At this point, no one knows for sure whether the deadly arak was intentionally laced with methanol or who added the lethal substance to the popular local drink, though Bali police have begun to investigate.
It does not take much methanol to kill someone, and it isn't a fast or painless way to die. Usually imperceptible when mixed with ethanol, which is what makes alcoholic beverages intoxicating, methanol oxidizes into formaldehyde, the same stuff used in mortuaries to preserve bodies. This and other toxic by-products attack the optic nerve, causing, among other symptoms, blindness, abdominal distress, kidney failure, coma, and, eventually, shutdown of the respiratory system. Methanol poisoning was rampant in the 1920s in the United States, during Prohibition. And it still occurs in places like Indonesia, of which Bali is part, where imported liquor had been taxed up to 400 percent.
Death from methanol poisoning was a sad and ironic ending for Johnson, a much loved and peace-loving person. A sign of her legacy is her grieving family and friends around the world, especially in Phoenix and Bisbee. Along with a prodigious amount of art, she's also left a number of unanswered questions about her final days in Bali and the facts surrounding her death there.
Rose Johnson isn't the first artist to fall madly in love with Bali — nor will she be the last. As noted in Bali: The Last Paradise, a documentary film produced by Gulliver Media Australia and Silver Productions France, artists, musicians, intellectuals, and non-conformists discovered Bali in the 1920s in their search for an escape from the horrors of World War I. Subsequently, they would be followed by socialites and film stars such as Charlie Chaplin and Noël Coward, as well as camera crews for a silent film, Goona Goona (1932), that revolved around a fairy-tale romance between a Balinese prince and a lowly servant girl.
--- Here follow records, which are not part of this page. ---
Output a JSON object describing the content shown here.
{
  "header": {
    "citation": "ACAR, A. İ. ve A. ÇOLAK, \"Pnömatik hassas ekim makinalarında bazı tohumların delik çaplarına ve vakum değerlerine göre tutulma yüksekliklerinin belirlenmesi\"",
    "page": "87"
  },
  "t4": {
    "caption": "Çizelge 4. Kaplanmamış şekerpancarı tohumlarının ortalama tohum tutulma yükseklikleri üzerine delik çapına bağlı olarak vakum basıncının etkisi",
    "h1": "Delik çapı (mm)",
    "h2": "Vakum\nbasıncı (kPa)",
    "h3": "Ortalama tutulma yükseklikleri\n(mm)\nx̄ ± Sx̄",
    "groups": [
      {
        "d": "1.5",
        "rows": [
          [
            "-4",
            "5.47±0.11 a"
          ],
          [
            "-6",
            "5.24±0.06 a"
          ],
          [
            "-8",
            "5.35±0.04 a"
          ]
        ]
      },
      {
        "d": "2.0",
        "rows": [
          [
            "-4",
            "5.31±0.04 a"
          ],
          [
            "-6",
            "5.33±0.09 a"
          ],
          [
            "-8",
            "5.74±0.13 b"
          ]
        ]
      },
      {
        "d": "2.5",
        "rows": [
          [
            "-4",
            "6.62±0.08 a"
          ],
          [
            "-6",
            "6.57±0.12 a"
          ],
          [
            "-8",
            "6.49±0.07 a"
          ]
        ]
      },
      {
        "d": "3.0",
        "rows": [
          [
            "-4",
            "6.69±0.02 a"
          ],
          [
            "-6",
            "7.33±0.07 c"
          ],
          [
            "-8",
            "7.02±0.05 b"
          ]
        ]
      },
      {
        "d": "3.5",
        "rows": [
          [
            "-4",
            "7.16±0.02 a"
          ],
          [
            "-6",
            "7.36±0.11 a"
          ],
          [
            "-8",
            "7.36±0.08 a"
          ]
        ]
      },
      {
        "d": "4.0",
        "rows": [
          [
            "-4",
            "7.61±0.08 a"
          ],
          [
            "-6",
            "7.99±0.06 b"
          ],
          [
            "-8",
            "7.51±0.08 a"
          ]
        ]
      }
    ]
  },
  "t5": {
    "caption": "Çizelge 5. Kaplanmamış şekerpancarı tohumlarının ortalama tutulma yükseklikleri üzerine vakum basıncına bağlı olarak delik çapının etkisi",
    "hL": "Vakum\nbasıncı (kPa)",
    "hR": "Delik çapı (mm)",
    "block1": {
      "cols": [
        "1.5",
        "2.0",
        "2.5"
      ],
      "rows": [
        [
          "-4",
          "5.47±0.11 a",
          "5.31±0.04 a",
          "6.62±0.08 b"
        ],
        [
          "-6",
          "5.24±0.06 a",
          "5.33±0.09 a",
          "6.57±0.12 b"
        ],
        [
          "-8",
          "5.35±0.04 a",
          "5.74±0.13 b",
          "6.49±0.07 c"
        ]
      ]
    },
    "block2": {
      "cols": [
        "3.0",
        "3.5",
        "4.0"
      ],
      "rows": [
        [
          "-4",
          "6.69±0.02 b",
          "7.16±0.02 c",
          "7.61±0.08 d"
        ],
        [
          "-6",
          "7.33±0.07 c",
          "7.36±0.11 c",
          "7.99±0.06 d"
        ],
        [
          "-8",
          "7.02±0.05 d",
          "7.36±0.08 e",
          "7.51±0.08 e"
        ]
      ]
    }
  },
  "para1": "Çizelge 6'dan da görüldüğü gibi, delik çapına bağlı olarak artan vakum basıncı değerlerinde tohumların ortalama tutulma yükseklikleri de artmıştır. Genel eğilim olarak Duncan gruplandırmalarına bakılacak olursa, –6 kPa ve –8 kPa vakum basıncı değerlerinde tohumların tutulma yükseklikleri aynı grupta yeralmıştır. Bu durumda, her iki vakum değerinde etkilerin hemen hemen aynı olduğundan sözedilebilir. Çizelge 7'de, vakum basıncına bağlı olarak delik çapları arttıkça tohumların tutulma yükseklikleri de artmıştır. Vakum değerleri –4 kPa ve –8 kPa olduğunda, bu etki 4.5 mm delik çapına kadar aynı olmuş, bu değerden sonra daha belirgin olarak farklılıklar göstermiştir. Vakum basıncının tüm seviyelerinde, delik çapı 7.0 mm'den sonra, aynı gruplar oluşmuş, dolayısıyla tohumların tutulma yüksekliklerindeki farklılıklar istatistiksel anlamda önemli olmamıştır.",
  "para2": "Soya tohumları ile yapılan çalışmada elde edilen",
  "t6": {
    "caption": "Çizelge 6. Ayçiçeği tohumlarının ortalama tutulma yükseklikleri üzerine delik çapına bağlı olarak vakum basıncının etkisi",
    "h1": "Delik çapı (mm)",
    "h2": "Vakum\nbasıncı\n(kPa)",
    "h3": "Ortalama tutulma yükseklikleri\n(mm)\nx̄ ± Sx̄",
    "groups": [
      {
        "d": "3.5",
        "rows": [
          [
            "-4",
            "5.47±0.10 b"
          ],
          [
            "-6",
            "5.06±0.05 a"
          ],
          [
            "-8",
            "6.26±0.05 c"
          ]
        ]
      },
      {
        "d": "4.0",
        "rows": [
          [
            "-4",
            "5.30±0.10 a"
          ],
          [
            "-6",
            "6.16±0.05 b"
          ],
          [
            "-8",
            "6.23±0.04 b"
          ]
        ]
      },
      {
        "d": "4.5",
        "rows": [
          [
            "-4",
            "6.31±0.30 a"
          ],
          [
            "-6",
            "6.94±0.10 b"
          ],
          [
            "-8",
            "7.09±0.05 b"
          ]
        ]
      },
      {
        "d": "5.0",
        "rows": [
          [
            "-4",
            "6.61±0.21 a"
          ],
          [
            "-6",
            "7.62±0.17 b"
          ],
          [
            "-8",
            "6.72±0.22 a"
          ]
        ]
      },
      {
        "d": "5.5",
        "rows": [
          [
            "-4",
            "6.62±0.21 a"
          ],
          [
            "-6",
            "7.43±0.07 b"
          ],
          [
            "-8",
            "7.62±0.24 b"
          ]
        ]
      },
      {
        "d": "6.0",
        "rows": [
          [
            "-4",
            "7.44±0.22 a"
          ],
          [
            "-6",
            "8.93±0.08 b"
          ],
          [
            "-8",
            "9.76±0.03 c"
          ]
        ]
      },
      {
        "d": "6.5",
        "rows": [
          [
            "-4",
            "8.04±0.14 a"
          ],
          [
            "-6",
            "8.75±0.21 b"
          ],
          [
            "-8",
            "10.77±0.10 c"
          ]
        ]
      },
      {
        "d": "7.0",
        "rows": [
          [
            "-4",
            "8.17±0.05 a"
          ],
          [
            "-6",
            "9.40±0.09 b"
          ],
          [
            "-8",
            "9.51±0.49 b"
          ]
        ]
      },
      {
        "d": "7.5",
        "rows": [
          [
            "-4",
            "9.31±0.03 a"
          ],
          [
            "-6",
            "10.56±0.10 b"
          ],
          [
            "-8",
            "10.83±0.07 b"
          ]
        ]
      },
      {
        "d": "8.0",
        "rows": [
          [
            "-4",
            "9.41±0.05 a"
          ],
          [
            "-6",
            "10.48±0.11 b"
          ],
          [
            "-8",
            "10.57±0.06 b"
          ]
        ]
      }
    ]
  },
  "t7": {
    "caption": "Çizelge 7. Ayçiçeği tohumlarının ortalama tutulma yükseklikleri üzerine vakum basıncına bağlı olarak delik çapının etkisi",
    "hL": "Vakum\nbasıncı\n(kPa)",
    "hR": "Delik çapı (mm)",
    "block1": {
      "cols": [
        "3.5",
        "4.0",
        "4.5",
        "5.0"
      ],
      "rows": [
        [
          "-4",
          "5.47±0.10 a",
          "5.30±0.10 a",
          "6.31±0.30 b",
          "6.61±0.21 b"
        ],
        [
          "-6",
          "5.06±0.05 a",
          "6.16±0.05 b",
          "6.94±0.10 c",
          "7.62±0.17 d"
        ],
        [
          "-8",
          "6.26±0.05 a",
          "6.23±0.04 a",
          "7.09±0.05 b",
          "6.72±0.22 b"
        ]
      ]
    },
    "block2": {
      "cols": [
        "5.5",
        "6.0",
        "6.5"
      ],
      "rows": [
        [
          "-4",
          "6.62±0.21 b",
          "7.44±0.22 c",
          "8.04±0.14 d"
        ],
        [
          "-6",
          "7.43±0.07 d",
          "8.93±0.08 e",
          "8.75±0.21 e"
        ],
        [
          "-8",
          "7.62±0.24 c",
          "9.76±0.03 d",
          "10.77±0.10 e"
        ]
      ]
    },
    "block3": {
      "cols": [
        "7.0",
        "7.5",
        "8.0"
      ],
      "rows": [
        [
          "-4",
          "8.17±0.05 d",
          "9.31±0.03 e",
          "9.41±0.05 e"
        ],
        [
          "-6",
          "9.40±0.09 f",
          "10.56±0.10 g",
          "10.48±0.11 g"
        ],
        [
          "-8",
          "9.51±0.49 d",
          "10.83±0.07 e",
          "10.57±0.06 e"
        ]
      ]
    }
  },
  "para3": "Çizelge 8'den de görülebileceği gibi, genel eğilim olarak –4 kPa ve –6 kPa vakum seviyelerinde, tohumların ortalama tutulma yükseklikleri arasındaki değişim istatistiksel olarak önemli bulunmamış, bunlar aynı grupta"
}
Rose Johnson discovered Bali about two years ago, when she watched a television documentary about it with some friends in Bisbee, says Alison Williams, a Bisbee friend and editor of Johnson's unpublished memoir about the artist's stay in Bali. "They all vowed to go there someday."
Apparently, after her first trip there, Johnson was completely smitten by the place, going back several times and subsequently producing a painting series devoted to Balinese life. For a large part of 2008, Johnson was back and forth to the longtime tourism mecca. She signed onto Facebook, the popular social-networking Web site, in February 2009. Through Facebook, she informed friends that she had gotten married in December and was living in Bali until June, when she would return to Bisbee and try to publish the book she was writing, "amongst other things." According to the Sierra Vista Herald/Bisbee Review, she had moved from Bisbee to Bali to marry and live with Imade Ardika, a Balinese man.
She then posted a picture of herself and Ardika, titled "Love Promise Ceremony July 17, 2008, Sanur Beach Bali" as well as another one of the couple in traditional Balinese attire, this one titled "Wedding Ceremony December 27 2008, Uluwatu Temple Bali." For many of her Phoenix friends, it was the first time they'd heard about Johnson's marriage. Kim Blake posted on February 26: "You married one of your paintings! Beautiful!"
Helen Hestenes, a friend of 20 years and owner of Phoenix's Icehouse, who visited Johnson a number of times after her move to Bisbee from Phoenix in 1998, notes that Johnson had a series of separate lives that really didn't intersect with one another: "She had a Bisbee world, a Phoenix world of three worlds — commercial, neighborhood friends and art friends — and then her Bali world."